JAKARTA, penanuswantara.online – Operasi tangkap tangan (OTT) Komisi Pemberantasan Korupsi (KPK) terhadap Bupati Pati Sudewo ternyata bukan operasi biasa. Di balik penetapan tersangka, terungkap drama di lapangan, mulai dari kebuntuan identitas pelaku, pemeriksaan berjam-jam, hingga upaya menghilangkan jejak dengan mereset telepon genggam.
Plt Deputi Penindakan dan Eksekusi KPK Asep Guntur Rahayu mengungkapkan, tim penyidik sempat mengalami kesulitan serius saat OTT dilakukan. Hambatan utama adalah mengurai peran kelompok yang disebut “Tim 8”, jaringan yang diduga menjadi alat Sudewo dalam memeras calon perangkat desa.
“Di lapangan itu kita enggak tahu ini siapa. Baru tahu ini orangnya Bupati, oknum Bupati, ini ‘Tim 8’,” ujar Asep dalam jumpa pers, Selasa (20/1) malam.
Penyidik Kerja Maraton, Kepala Desa Saling Ditanya
Untuk membongkar peran “Tim 8”, penyidik harus melakukan pemeriksaan lintas keterangan. Sejumlah kepala desa dan perangkat desa diperiksa satu per satu demi mencocokkan peran masing-masing pihak.
“Setelah pemeriksaan berjam-jam, keterangan dari sana-sini, baru ketahuan. Oh si orang ini bagiannya si ini,” ungkap Asep.
Proses tersebut menunjukkan bahwa OTT ini bukan sekadar penangkapan, melainkan operasi senyap yang penuh kehati-hatian. Bahkan, saat diamankan, beberapa tersangka sempat mengelak dan tidak langsung mengakui perbuatannya.
HP Direset, Jejak Berusaha Dihapus
Situasi di lapangan kian dinamis ketika penyidik mendapati adanya upaya menghambat penyelidikan. Beberapa pihak yang lebih dulu diamankan sempat memberi tahu pihak lain, sementara sebagian tersangka diduga mereset ponsel untuk menghilangkan bukti komunikasi.
“Ada juga HP yang sudah di-reset. Itu dinamika di lapangan,” kata Asep.
Selain itu, penyidik juga menghadapi potensi tekanan sosial dan politik, mengingat posisi kepala daerah yang memiliki konstituen serta pendukung.
‘Tim 8’, Mesin Pemerasan di Balik Jabatan Desa
KPK mengungkap, “Tim 8” merupakan bagian dari tim sukses Sudewo saat Pilkada. Tim ini dibentuk untuk memuluskan pemerasan dalam rencana pengisian jabatan perangkat desa, dengan menarik sejumlah uang dari calon perangkat desa.
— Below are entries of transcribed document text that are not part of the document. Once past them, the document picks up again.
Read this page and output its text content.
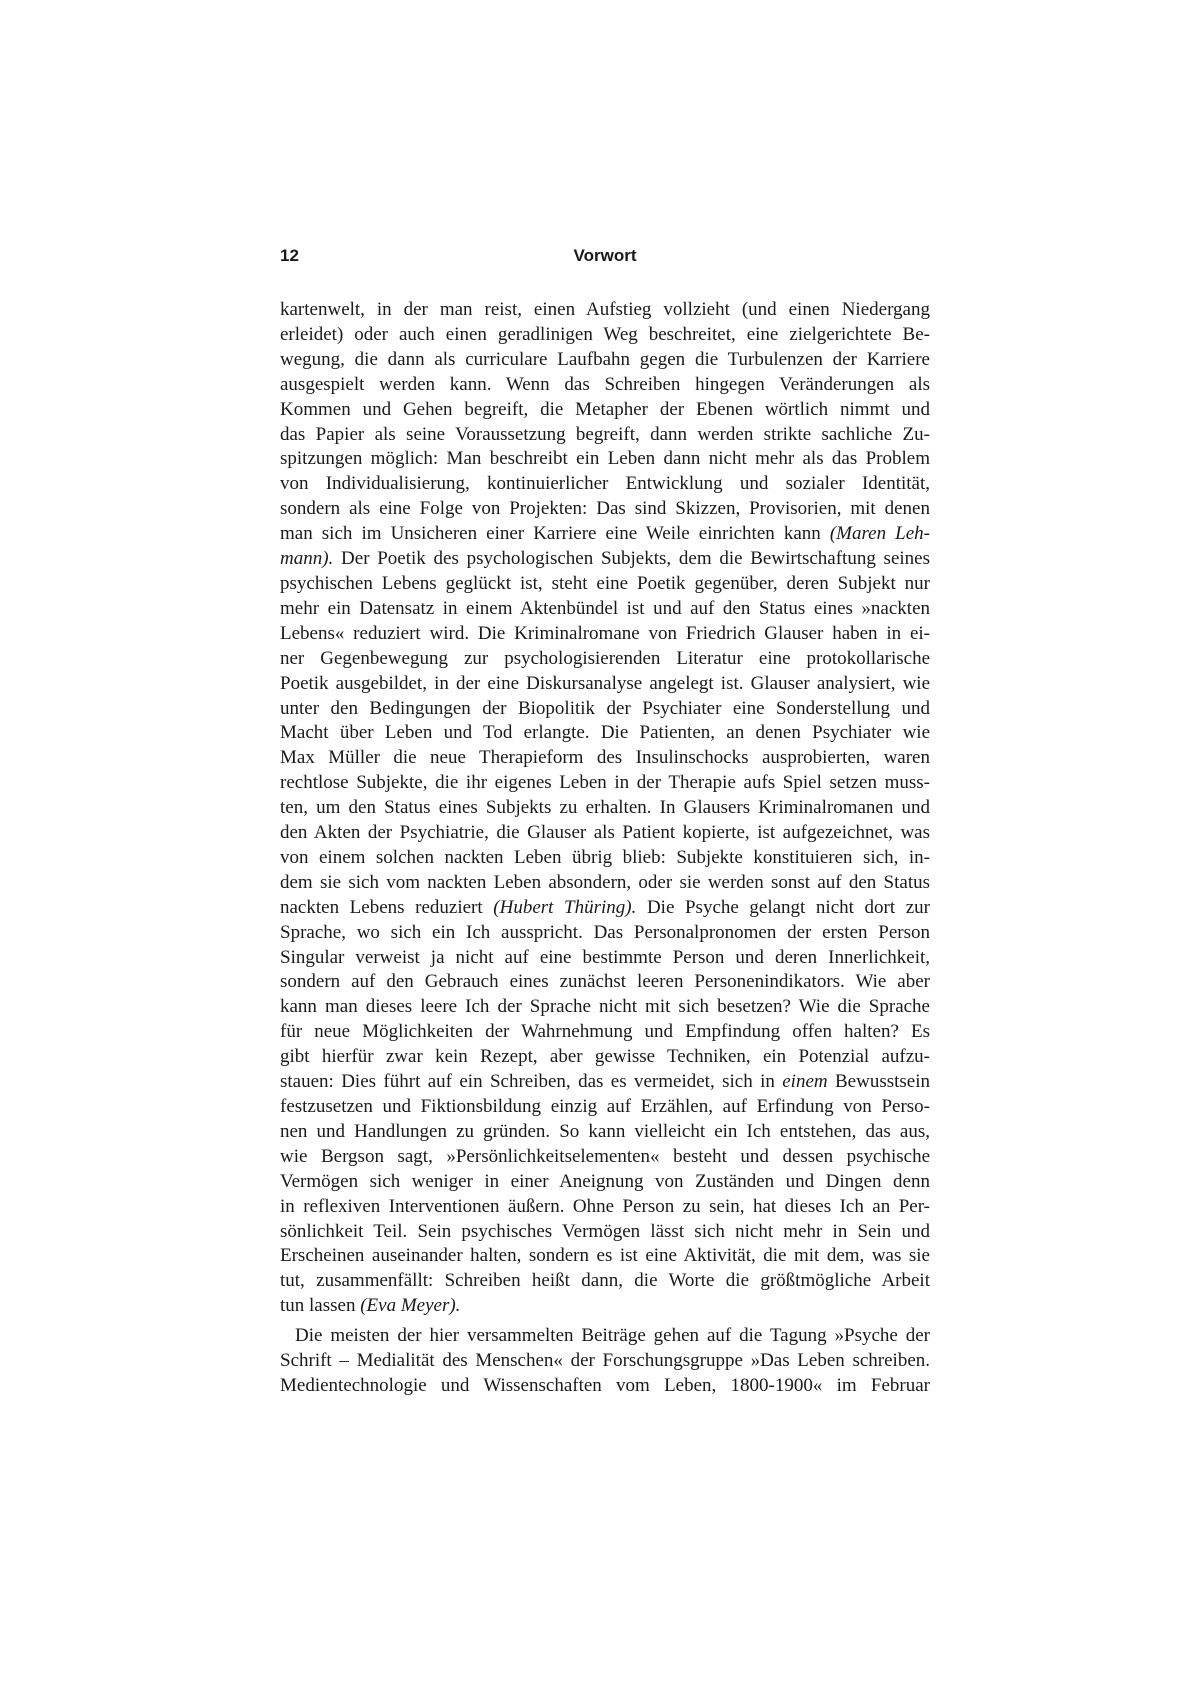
12	Vorwort

kartenwelt, in der man reist, einen Aufstieg vollzieht (und einen Niedergang
erleidet) oder auch einen geradlinigen Weg beschreitet, eine zielgerichtete Be-
wegung, die dann als curriculare Laufbahn gegen die Turbulenzen der Karriere
ausgespielt werden kann. Wenn das Schreiben hingegen Veränderungen als
Kommen und Gehen begreift, die Metapher der Ebenen wörtlich nimmt und
das Papier als seine Voraussetzung begreift, dann werden strikte sachliche Zu-
spitzungen möglich: Man beschreibt ein Leben dann nicht mehr als das Problem
von Individualisierung, kontinuierlicher Entwicklung und sozialer Identität,
sondern als eine Folge von Projekten: Das sind Skizzen, Provisorien, mit denen
man sich im Unsicheren einer Karriere eine Weile einrichten kann (Maren Leh-
mann). Der Poetik des psychologischen Subjekts, dem die Bewirtschaftung seines
psychischen Lebens geglückt ist, steht eine Poetik gegenüber, deren Subjekt nur
mehr ein Datensatz in einem Aktenbündel ist und auf den Status eines »nackten
Lebens« reduziert wird. Die Kriminalromane von Friedrich Glauser haben in ei-
ner Gegenbewegung zur psychologisierenden Literatur eine protokollarische
Poetik ausgebildet, in der eine Diskursanalyse angelegt ist. Glauser analysiert, wie
unter den Bedingungen der Biopolitik der Psychiater eine Sonderstellung und
Macht über Leben und Tod erlangte. Die Patienten, an denen Psychiater wie
Max Müller die neue Therapieform des Insulinschocks ausprobierten, waren
rechtlose Subjekte, die ihr eigenes Leben in der Therapie aufs Spiel setzen muss-
ten, um den Status eines Subjekts zu erhalten. In Glausers Kriminalromanen und
den Akten der Psychiatrie, die Glauser als Patient kopierte, ist aufgezeichnet, was
von einem solchen nackten Leben übrig blieb: Subjekte konstituieren sich, in-
dem sie sich vom nackten Leben absondern, oder sie werden sonst auf den Status
nackten Lebens reduziert (Hubert Thüring). Die Psyche gelangt nicht dort zur
Sprache, wo sich ein Ich ausspricht. Das Personalpronomen der ersten Person
Singular verweist ja nicht auf eine bestimmte Person und deren Innerlichkeit,
sondern auf den Gebrauch eines zunächst leeren Personenindikators. Wie aber
kann man dieses leere Ich der Sprache nicht mit sich besetzen? Wie die Sprache
für neue Möglichkeiten der Wahrnehmung und Empfindung offen halten? Es
gibt hierfür zwar kein Rezept, aber gewisse Techniken, ein Potenzial aufzu-
stauen: Dies führt auf ein Schreiben, das es vermeidet, sich in einem Bewusstsein
festzusetzen und Fiktionsbildung einzig auf Erzählen, auf Erfindung von Perso-
nen und Handlungen zu gründen. So kann vielleicht ein Ich entstehen, das aus,
wie Bergson sagt, »Persönlichkeitselementen« besteht und dessen psychische
Vermögen sich weniger in einer Aneignung von Zuständen und Dingen denn
in reflexiven Interventionen äußern. Ohne Person zu sein, hat dieses Ich an Per-
sönlichkeit Teil. Sein psychisches Vermögen lässt sich nicht mehr in Sein und
Erscheinen auseinander halten, sondern es ist eine Aktivität, die mit dem, was sie
tut, zusammenfällt: Schreiben heißt dann, die Worte die größtmögliche Arbeit
tun lassen (Eva Meyer).

Die meisten der hier versammelten Beiträge gehen auf die Tagung »Psyche der
Schrift – Medialität des Menschen« der Forschungsgruppe »Das Leben schreiben.
Medientechnologie und Wissenschaften vom Leben, 1800-1900« im Februar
Sejak November 2025, Sudewo bersama orang-orang kepercayaannya disebut telah membahas skema tersebut. Di tiap kecamatan, ditunjuk kepala desa yang juga bagian dari tim sukses sebagai Koordinator Kecamatan (Korcam), yang dikenal sebagai “Tim 8”.
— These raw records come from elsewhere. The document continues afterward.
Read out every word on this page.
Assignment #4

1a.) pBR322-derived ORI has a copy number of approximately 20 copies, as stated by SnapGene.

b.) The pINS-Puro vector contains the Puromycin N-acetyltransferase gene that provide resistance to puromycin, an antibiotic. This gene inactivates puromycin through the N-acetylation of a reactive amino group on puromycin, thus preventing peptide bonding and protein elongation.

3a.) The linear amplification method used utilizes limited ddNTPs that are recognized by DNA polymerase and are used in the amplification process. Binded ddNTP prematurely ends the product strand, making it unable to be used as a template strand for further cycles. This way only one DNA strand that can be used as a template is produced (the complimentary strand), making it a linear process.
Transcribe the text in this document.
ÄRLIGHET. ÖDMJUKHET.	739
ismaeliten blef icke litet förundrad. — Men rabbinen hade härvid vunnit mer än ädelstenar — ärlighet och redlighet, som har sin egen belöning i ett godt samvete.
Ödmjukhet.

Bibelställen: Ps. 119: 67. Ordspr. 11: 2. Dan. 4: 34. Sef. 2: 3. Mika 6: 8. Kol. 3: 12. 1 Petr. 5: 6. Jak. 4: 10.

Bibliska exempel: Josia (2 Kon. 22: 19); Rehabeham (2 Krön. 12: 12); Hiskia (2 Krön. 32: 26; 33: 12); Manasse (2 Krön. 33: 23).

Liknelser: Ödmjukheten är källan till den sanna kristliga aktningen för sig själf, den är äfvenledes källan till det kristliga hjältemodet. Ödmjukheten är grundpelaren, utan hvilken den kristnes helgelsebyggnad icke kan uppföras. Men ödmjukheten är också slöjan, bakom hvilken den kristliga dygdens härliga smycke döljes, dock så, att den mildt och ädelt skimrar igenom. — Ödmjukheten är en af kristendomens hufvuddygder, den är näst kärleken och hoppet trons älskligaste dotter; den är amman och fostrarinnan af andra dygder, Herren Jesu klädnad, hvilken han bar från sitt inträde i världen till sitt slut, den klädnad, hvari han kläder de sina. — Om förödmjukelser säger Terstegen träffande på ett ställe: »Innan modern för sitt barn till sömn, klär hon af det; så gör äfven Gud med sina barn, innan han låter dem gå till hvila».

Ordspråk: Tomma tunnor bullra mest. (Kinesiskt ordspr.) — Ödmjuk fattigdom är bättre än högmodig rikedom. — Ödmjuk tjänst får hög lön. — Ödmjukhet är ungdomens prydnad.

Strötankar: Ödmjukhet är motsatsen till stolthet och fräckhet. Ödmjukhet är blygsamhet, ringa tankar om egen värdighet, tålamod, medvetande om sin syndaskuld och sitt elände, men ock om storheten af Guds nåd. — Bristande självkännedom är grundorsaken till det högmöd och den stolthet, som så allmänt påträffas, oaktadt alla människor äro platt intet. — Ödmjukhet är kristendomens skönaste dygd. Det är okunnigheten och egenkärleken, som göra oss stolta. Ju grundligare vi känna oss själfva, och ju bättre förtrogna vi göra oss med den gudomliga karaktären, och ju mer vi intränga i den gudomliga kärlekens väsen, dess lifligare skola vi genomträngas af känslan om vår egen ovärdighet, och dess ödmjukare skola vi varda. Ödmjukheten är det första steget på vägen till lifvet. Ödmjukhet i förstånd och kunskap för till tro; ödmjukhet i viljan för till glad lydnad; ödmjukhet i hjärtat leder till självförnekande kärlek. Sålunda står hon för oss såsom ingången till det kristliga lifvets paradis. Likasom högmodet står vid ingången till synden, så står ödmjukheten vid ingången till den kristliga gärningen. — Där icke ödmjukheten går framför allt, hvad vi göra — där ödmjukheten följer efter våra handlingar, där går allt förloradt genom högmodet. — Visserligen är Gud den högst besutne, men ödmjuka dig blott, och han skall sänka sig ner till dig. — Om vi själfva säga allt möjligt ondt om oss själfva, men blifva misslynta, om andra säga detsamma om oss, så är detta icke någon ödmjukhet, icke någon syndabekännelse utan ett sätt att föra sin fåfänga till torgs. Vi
Empat Tersangka, Jerat Pasal Pemerasan
Dalam kasus ini, KPK telah menetapkan empat tersangka, yakni:
Sudewo, Bupati Pati periode 2025–2030;
Abdul Suyono, Kades Karangrowo, Kecamatan Jakenan;
Sumarjiono, Kades Arumanis, Kecamatan Jaken;
Karjan, Kades Sukorukun, Kecamatan Jaken.
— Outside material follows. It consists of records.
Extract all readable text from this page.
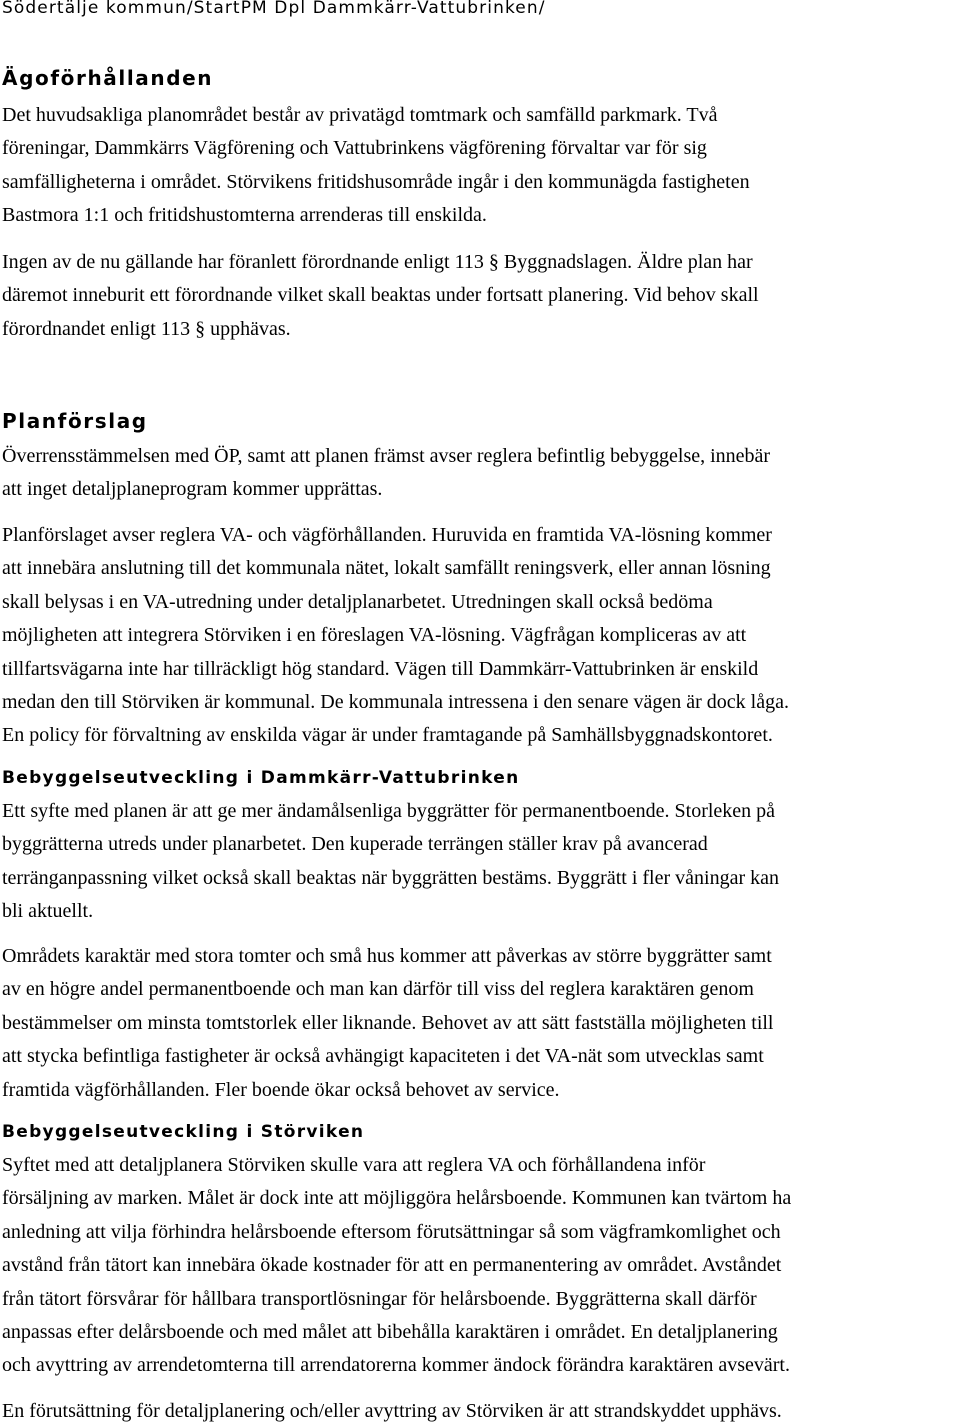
Södertälje kommun/StartPM Dpl Dammkärr-Vattubrinken/
Ägoförhållanden

Det huvudsakliga planområdet består av privatägd tomtmark och samfälld parkmark. Två
föreningar, Dammkärrs Vägförening och Vattubrinkens vägförening förvaltar var för sig
samfälligheterna i området. Störvikens fritidshusområde ingår i den kommunägda fastigheten
Bastmora 1:1 och fritidshustomterna arrenderas till enskilda.

Ingen av de nu gällande har föranlett förordnande enligt 113 § Byggnadslagen. Äldre plan har
däremot inneburit ett förordnande vilket skall beaktas under fortsatt planering. Vid behov skall
förordnandet enligt 113 § upphävas.

Planförslag

Överrensstämmelsen med ÖP, samt att planen främst avser reglera befintlig bebyggelse, innebär
att inget detaljplaneprogram kommer upprättas.

Planförslaget avser reglera VA- och vägförhållanden. Huruvida en framtida VA-lösning kommer
att innebära anslutning till det kommunala nätet, lokalt samfällt reningsverk, eller annan lösning
skall belysas i en VA-utredning under detaljplanarbetet. Utredningen skall också bedöma
möjligheten att integrera Störviken i en föreslagen VA-lösning. Vägfrågan kompliceras av att
tillfartsvägarna inte har tillräckligt hög standard. Vägen till Dammkärr-Vattubrinken är enskild
medan den till Störviken är kommunal. De kommunala intressena i den senare vägen är dock låga.
En policy för förvaltning av enskilda vägar är under framtagande på Samhällsbyggnadskontoret.

Bebyggelseutveckling i Dammkärr-Vattubrinken

Ett syfte med planen är att ge mer ändamålsenliga byggrätter för permanentboende. Storleken på
byggrätterna utreds under planarbetet. Den kuperade terrängen ställer krav på avancerad
terränganpassning vilket också skall beaktas när byggrätten bestäms. Byggrätt i fler våningar kan
bli aktuellt.

Områdets karaktär med stora tomter och små hus kommer att påverkas av större byggrätter samt
av en högre andel permanentboende och man kan därför till viss del reglera karaktären genom
bestämmelser om minsta tomtstorlek eller liknande. Behovet av att sätt fastställa möjligheten till
att stycka befintliga fastigheter är också avhängigt kapaciteten i det VA-nät som utvecklas samt
framtida vägförhållanden. Fler boende ökar också behovet av service.

Bebyggelseutveckling i Störviken

Syftet med att detaljplanera Störviken skulle vara att reglera VA och förhållandena inför
försäljning av marken. Målet är dock inte att möjliggöra helårsboende. Kommunen kan tvärtom ha
anledning att vilja förhindra helårsboende eftersom förutsättningar så som vägframkomlighet och
avstånd från tätort kan innebära ökade kostnader för att en permanentering av området. Avståndet
från tätort försvårar för hållbara transportlösningar för helårsboende. Byggrätterna skall därför
anpassas efter delårsboende och med målet att bibehålla karaktären i området. En detaljplanering
och avyttring av arrendetomterna till arrendatorerna kommer ändock förändra karaktären avsevärt.

En förutsättning för detaljplanering och/eller avyttring av Störviken är att strandskyddet upphävs.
Keempatnya dijerat Pasal 12 huruf e UU Tipikor juncto Pasal 20 huruf c KUHP, terkait dugaan pemerasan dalam jabatan.
OTT yang dilakukan pada Senin (19/1) ini menambah daftar panjang kepala daerah yang terseret kasus korupsi, sekaligus membuka tabir bagaimana kekuasaan lokal bisa dimanfaatkan untuk memeras dari level paling bawah: desa.